One thing that full employment means is that the basic taunt of the song's speaker—nah nah why don't you get a job?—made perfect sense. In the late-nineties an able-bodied person who wanted to earn money could reliably do so simply by going out and getting a job.
That was the meaning not just of the low unemployment rate but also of the high and rising employment to population ratio. With a high demand for labor, it's relatively easy for workers to bargain for raises. But some businesses are genuinely low margin and can't really stay in business while raising wages. Those employers tended to lose workers who would shift to higher productivity higher margin employers that could afford to pay more, and they were forced to take risks on the kind of workers who'd be considered "unemployable" during a weaker labor market. Anyone, in other words, could go out and get "a job." Not a good job, necessarily, but a job because low-wage employers were forced to think outside the box.
Over the weekend I also re-watched 1999's Go, a film that likewise illustrates the full employment economy of the time. A key plot point is that Ronna needs money fast and so she's working tons of shifts at the supermarket. She's hardly in Eden. It's not a very pleasant job and it doesn't seem to pay very well. But the point, again, is that she has a lot of freedom to pick different points on the income/leisure tradeoff scale.
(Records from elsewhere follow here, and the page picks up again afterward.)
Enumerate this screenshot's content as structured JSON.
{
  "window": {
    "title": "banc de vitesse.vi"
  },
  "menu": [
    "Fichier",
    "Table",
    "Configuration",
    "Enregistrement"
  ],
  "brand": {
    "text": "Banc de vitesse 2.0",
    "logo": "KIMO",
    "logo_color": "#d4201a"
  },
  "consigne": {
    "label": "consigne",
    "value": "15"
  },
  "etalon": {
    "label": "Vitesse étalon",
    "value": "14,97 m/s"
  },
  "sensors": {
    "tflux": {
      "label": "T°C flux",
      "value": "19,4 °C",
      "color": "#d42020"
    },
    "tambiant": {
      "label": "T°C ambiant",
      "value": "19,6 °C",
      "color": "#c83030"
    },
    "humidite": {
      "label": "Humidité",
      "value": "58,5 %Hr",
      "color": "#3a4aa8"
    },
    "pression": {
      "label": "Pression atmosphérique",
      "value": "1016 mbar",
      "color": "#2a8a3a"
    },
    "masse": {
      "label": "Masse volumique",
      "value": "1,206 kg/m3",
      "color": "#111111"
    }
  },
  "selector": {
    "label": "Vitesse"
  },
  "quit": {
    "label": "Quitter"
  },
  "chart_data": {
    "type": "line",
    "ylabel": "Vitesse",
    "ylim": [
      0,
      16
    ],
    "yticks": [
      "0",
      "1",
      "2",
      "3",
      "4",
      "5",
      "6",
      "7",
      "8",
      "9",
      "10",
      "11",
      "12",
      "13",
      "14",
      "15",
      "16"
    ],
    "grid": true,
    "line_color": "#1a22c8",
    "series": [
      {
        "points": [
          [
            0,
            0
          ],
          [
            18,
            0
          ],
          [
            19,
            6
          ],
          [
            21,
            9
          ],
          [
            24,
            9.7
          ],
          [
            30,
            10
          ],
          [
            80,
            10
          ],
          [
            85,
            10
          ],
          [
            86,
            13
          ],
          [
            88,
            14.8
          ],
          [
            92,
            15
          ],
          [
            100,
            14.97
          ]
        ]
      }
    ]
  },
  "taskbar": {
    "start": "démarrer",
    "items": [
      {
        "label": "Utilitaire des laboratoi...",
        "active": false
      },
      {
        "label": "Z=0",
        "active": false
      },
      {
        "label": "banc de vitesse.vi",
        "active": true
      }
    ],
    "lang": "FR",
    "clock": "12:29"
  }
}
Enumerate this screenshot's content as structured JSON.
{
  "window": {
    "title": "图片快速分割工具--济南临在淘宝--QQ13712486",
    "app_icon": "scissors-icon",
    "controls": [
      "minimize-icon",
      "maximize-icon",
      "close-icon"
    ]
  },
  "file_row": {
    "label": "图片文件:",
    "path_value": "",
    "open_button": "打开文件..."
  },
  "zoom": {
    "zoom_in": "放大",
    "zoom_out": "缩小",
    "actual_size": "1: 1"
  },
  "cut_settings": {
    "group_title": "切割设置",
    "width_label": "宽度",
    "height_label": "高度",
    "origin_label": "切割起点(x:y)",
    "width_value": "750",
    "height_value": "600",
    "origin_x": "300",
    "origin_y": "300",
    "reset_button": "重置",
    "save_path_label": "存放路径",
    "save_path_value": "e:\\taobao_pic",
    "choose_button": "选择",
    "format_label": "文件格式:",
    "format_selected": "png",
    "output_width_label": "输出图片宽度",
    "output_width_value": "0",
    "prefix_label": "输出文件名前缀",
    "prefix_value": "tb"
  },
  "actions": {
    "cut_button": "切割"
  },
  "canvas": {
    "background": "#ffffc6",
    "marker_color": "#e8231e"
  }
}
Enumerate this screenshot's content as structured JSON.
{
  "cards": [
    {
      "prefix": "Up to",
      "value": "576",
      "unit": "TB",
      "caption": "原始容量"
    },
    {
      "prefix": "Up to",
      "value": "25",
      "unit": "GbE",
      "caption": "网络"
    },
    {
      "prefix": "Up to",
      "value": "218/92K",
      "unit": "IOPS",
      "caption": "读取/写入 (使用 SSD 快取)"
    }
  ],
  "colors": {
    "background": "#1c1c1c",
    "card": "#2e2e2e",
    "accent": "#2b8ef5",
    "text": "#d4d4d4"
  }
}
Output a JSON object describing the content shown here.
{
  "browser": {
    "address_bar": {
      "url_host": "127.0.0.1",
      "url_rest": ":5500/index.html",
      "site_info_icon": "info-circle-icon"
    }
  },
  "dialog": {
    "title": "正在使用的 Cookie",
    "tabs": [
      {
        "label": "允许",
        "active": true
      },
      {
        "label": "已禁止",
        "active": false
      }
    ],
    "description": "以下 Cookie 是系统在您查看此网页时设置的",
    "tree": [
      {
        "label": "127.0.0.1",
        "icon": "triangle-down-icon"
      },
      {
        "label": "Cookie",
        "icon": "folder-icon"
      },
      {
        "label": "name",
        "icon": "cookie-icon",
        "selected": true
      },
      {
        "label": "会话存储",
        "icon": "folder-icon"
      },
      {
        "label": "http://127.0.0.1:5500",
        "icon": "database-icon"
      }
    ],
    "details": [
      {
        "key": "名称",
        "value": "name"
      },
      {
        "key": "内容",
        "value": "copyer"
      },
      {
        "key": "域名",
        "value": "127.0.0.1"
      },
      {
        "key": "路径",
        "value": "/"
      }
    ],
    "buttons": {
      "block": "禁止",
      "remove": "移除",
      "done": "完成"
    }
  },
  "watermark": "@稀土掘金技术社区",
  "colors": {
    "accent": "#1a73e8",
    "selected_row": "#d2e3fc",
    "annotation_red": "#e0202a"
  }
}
Her friend Simon (thanks to illicit earnings as a drug retailer) has less need for funds, so they're able to simply swap. She'll do more work and he'll do less work, and in exchange she'll earn more money.
An important think to note is that simple classical and neoclassical models of the economy operate with the assumption that things are like this all the time. On the one hand, that's clearly false. The world in 2012 doesn't work like that. But it's not an impossible scenario either. The has worked like that in the past and could work that way again in the future if we had the right policy commitments.